Notowany na GPW koncern w dużo mniejszym stopniu odczuwa problemy z podażą surowca. Powód – blisko 90 proc. przerabianych buraków pochodzi z własnych upraw. Dzięki temu lider ukraińskiego rynku cukru powinien zwiększyć udział w rynku z 15 proc. w minionym roku handlowym (wrzesień 2008 – sierpień 2009) do 19–20 proc. obecnie. – Chcemy zmniejszać zależność od obcych dostawców, dlatego zamierzamy coraz więcej ziemi przeznaczać pod uprawę buraka – zapowiada Iwanczik.

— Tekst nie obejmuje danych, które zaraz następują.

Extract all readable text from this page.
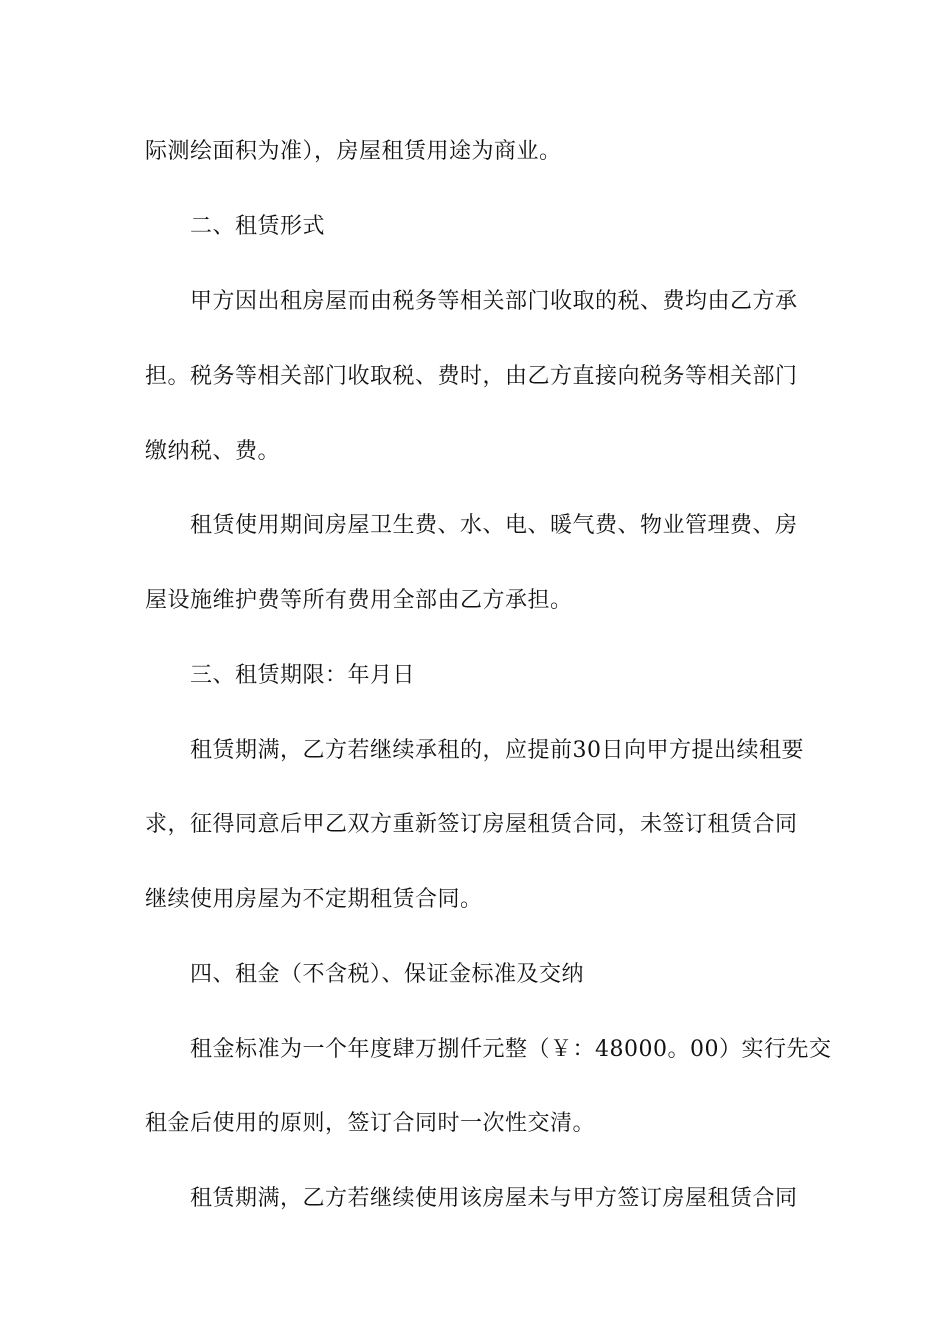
际测绘面积为准），房屋租赁用途为商业。
二、租赁形式
甲方因出租房屋而由税务等相关部门收取的税、费均由乙方承
担。税务等相关部门收取税、费时，由乙方直接向税务等相关部门
缴纳税、费。
租赁使用期间房屋卫生费、水、电、暖气费、物业管理费、房
屋设施维护费等所有费用全部由乙方承担。
三、租赁期限：年月日
租赁期满，乙方若继续承租的，应提前30日向甲方提出续租要
求，征得同意后甲乙双方重新签订房屋租赁合同，未签订租赁合同
继续使用房屋为不定期租赁合同。
四、租金（不含税）、保证金标准及交纳
租金标准为一个年度肆万捌仟元整（￥：48000。00）实行先交
租金后使用的原则，签订合同时一次性交清。
租赁期满，乙方若继续使用该房屋未与甲方签订房屋租赁合同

Astarta chce również zwiększyć areał dzierżawionej ziemi ze 175 tys. hektarów obecnie do 200 tys. w 2010 r. Koncern na razie pozostanie jej najemcą, ponieważ wbrew oczekiwaniom moratorium na sprzedaż ziemi nie zostało w tym roku zniesione. – Wygląda na to, że przy obecnym układzie politycznym odblokowanie rynku ziemi nie jest możliwe – mówi Iwanczik. Sytuacja może się zmienić po styczniowych wyborach prezydenckich na Ukrainie i prawdopodobnych przyspieszonych wyborach parlamentarnych. – Nie oczekujemy jednak, by moratorium na sprzedaż ziemi zostało zniesione wcześniej niż w 2011 r. – ocenia Iwanczik.